Jefry mengatakan, kurangnya fasilitas menyebabkan beberapa lokasi tidak bisa dijangkau seperti Pomako, Mile 32-Mayon dan wilayah Mimika Timur.

Beberapa wilayah tersebut akhirnya mengelola sampahnya sendiri meskipun sebenarnya itu tugas dari DLH. 

"Kami usulkan penambahan tiga unit truk dan penambahan tenaga kerja 21 tenaga, karena satu truk itu di tangani 7 orang, yakni 1 supir dan 6 pengangkut.
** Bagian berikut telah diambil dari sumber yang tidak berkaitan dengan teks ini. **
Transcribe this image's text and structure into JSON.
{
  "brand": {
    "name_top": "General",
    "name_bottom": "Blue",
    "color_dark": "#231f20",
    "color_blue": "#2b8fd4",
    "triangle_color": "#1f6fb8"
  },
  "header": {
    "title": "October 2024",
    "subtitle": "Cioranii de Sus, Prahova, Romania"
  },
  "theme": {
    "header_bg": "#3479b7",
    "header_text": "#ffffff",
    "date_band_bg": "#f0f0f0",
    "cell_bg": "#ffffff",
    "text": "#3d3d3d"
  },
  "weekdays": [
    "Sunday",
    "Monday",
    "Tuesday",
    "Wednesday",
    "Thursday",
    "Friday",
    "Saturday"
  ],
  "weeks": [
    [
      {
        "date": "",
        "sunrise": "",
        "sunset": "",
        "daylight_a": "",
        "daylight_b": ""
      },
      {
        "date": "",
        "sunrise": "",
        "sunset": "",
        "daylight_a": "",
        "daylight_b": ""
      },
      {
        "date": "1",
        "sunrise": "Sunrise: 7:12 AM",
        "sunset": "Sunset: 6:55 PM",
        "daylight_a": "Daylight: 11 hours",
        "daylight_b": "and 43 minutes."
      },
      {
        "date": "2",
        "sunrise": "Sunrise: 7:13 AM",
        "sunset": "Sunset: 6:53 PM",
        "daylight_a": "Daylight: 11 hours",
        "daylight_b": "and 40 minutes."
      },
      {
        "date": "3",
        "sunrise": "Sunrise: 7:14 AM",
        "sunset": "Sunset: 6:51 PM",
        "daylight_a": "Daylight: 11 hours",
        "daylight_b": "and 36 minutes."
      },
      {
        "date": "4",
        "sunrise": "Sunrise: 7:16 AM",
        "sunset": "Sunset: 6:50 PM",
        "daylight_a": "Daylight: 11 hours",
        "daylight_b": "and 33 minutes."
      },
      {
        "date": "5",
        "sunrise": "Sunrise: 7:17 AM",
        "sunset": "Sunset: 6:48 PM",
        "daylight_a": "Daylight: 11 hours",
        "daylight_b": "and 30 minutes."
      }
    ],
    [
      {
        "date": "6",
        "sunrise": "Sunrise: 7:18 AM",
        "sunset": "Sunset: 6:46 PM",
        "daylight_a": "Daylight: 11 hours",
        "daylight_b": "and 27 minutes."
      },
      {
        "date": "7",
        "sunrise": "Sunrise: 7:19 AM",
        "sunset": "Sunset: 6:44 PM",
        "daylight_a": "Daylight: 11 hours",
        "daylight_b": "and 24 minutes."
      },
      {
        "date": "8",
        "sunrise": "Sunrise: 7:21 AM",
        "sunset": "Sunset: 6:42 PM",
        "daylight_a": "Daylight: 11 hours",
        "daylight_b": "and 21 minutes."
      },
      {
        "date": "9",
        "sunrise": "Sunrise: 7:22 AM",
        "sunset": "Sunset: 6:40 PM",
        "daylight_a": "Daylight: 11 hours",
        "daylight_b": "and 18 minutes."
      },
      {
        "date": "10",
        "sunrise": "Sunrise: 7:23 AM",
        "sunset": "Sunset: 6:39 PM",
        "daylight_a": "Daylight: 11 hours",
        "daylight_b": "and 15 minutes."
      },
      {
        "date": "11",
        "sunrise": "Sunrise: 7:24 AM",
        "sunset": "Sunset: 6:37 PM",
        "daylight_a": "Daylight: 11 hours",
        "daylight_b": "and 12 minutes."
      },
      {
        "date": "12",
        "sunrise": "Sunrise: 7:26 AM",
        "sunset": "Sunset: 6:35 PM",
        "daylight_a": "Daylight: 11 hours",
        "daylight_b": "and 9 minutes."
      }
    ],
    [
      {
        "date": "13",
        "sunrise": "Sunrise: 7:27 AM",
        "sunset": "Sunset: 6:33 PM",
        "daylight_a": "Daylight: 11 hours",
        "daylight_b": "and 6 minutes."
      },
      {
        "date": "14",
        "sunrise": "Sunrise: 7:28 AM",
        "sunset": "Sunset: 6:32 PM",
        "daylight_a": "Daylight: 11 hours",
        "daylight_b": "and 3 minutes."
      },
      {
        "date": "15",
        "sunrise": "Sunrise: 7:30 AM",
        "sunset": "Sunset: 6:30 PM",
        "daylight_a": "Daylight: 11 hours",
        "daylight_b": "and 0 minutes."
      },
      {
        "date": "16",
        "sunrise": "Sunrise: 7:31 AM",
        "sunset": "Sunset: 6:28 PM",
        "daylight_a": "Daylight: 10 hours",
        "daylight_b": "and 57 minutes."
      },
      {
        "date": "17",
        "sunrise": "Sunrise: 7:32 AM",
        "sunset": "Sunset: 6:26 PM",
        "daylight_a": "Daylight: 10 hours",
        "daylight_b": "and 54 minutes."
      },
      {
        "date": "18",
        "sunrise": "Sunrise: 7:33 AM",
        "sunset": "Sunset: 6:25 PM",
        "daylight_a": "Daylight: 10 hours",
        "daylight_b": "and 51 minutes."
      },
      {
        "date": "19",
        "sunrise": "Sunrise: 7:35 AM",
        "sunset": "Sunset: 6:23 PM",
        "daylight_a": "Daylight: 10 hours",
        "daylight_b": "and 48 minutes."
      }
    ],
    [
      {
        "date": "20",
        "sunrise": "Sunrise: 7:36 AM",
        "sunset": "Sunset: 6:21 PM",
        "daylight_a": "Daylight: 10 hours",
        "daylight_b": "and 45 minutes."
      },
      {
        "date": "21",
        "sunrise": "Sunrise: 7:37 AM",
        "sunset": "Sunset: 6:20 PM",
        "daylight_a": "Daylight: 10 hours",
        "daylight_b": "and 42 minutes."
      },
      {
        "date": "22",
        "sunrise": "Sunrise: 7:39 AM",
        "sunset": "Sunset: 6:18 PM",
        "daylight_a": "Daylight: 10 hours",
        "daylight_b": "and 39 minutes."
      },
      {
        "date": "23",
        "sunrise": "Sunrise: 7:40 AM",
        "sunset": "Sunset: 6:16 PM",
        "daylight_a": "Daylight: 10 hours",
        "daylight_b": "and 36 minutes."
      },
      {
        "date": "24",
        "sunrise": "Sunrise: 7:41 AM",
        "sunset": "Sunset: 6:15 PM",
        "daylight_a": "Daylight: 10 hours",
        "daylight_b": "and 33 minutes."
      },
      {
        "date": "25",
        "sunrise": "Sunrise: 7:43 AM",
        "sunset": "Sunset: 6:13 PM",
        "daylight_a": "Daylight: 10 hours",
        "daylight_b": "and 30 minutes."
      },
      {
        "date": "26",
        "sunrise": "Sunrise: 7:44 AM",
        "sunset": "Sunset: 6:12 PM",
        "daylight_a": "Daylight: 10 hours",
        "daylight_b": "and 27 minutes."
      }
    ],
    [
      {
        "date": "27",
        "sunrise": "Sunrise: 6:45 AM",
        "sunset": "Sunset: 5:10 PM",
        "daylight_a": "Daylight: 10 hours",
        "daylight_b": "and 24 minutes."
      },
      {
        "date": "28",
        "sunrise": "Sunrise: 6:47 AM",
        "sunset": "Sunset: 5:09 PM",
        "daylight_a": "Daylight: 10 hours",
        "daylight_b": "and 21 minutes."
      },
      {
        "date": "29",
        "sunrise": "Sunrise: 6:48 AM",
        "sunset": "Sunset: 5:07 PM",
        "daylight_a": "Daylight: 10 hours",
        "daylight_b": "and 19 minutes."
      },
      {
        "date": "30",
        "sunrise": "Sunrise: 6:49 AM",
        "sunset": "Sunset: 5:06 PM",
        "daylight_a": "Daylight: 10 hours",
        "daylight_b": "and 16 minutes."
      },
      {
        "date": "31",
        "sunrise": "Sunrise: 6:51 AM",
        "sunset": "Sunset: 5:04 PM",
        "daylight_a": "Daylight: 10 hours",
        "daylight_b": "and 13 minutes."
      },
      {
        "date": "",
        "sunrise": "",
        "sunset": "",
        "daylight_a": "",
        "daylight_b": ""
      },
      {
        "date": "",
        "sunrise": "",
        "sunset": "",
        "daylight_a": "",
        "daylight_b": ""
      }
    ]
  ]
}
Selain itu, bahan bakar, suku cadang semua harus ditambah, semua itu berkaitan," jelas Jefry. 

Sementara terkait Tempat Pembuangan Akhir (TPA), DLH juga sudah mengusulkan ke Dinas Pertanahan dan Perumahan Rakyat Kabupaten Mimika untuk penambahan lahan seluas 10 Ha berdekatan dengan TPA di Iwaka. 

Nantinya, lokasi tersebut akan digunakan sebagai lokasi pengelolaan sampah dari open dumping control menjadi sanitary landfill. 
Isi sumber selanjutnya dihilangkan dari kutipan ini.